Daniel 1:8-10. Daniel’s request, and the refusal of the master of the eunuchs to entertain it. But Daniel purposed in his heart. So the A. V. and Luther, literally, but less agreeable to the sense of וַיָּשֶׂם עַל לִבּוֹ than “he was concerned,” as Bertholdt properly renders it. That he would (better “should”) not defile himself with the king’s meat. The Sept. renders אשר לא יתגאל by ὄπως μὴ ; cf. ἀλισγήματα, Acts 15:20. The reason for the refusal of the פתבג, i.e., the ordinary food of the king, as well as of the wine from his table (cf. Daniel 1:5), by Daniel and his associates, arose doubtless from the heathenish custom of consecrating each meal, by offering a portion to the gods.37 In order to prevent their being involved in idolatry by partaking of food which had been thus dedicated to the gods (cf. 1 Corinthians 10:18-20), they avoided especially those kinds of food which were commonly offered to the gods, hence those prepared from flesh, wine, or flour. The vegetables, such as pulse, cabbage, etc., of which alone they were willing to partake, were indeed also prepared by the heathen cooks of the king, and were even unclean in themselves, as having been grown on heathen soil (Amos 7:17; Hosea 9:3-4); but, since offerings or libations were never taken from them, they were not specially sacred to the gods, and hence, might be used by pious Jews, without any essential defilement of conscience. Compare Hävernick and Hitzig on this passage, and against Von Lengerke especially, who thought to find here the χορτώδης τροφή, 2Ma 5:27; and, therefore, a proof of the composition of the book in the time of the Maccabees; see Hävernick, Neue krit. Unters., p. 47. [“Daniel’s resolution to refrain from such unclean food flowed from fidelity to the law, and from steadfastness to the faith that ‘man liveth not by bread only, but by every word that proceedeth out of the mouth of the Lord’ (Deuteronomy 8:3).” —Keil.] Daniel 1:9. Now God had brought Daniel into favor and tender love with the prince of the eunuchs; literally, “and God gave into favor … before the prince,” etc. נתן לִהסד is exactly the Greek ἔδωκεν εἰς ἔλεος καὶ οἰκτιρμόν (Theodot.). On this subject compare Genesis 39:21; also Nehemiah 1:11; 1 Kings 8:50.

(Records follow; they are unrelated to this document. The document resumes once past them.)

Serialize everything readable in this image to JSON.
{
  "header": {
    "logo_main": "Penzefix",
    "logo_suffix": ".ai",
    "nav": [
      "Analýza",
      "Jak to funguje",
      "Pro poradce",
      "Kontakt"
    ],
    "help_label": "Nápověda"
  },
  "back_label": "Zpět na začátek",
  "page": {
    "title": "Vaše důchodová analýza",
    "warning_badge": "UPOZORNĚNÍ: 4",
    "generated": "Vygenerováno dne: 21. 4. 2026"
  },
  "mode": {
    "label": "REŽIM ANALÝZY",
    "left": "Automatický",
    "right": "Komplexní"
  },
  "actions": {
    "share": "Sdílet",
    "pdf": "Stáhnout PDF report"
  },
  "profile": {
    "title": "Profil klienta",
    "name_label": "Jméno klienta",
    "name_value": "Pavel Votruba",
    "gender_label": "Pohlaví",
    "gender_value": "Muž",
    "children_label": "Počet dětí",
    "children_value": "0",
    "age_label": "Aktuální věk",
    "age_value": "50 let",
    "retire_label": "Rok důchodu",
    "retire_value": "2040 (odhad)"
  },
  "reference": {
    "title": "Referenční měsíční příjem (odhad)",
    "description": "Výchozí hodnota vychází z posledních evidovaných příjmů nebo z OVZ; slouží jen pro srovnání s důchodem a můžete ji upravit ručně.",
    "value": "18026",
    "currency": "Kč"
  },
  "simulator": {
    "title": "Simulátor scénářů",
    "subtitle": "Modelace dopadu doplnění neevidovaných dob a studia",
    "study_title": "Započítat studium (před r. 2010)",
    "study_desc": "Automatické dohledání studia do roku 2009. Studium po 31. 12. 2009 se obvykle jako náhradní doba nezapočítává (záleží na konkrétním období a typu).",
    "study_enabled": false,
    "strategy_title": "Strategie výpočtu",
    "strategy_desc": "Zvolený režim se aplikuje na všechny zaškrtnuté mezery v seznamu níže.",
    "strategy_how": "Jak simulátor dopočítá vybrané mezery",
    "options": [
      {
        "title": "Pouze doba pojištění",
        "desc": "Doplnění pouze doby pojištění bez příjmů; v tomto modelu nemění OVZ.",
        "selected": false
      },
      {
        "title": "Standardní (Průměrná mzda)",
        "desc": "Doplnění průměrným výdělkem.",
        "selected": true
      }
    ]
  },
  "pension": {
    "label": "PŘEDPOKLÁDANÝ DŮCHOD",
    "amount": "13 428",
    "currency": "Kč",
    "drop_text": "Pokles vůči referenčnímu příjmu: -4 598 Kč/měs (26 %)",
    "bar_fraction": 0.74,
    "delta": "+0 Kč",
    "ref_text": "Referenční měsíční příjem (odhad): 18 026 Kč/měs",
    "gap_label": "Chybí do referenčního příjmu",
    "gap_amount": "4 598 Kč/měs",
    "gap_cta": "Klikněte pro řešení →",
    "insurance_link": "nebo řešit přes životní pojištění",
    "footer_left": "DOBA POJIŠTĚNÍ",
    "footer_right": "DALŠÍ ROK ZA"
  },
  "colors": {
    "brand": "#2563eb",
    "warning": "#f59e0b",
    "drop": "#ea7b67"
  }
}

Daniel 1:10. I fear my lord, the king, etc. The prince of the eunuchs does not, in these words, positively refuse the favor which Daniel seeks, but intimates that in order to avoid the royal displeasure, he must render at least a formal and apparent obedience to the command he had received; aside from this, he shows his readiness to exercise every possible forbearance towards his wards. The remark in Daniel 1:9 that God had brought Daniel into the favor of the prince is, therefore, by no means in conflict with the tenor of this reply.—For why should he see, etc. The same turn as in Song of Solomon 1:7, where the poetical שַׁלָּמָה stands for אֲשֶׁרלָמָה, and where, similarly, the question expresses the sense of an emphatic negation (cf. 2 Chronicles 32:4; Ezra 7:23).—Your faces worse liking, etc. זֹעֲפִים, properly “sad, lowering, of a peevish appearance” (Genesis 40:6; cf. רָעִים, Genesis 40:7), here implying a meager and decayed appearance, exactly like the Greek σκυθρωπός, Matthew 6:16. [ “פְּנֵי is to be understood before הַיְלָדִים, according to the comparatio decurtata frequently found in Hebrew; cf. Psalms 6:8; Psalms 18:34, etc.”—Keil.]—Then shall ye make me endanger my head to the king; properly, “and ye shall endanger.” וְהִיַּבְתֶּם [and ye cause to forfeit, a Chaldaizing Piel from חוּב], is coordinated with יִרְאֶה, and like it depends on אֲשֶׁר לָמָה; therefore: “for why should he see … and ye endanger my head,” etc. On the phrase “to endanger the head,” compare I liad, 4:162, ἀποτῐσαι σὺ̀ν κεφαλῆ, and the German, “den Kopf verwirken.”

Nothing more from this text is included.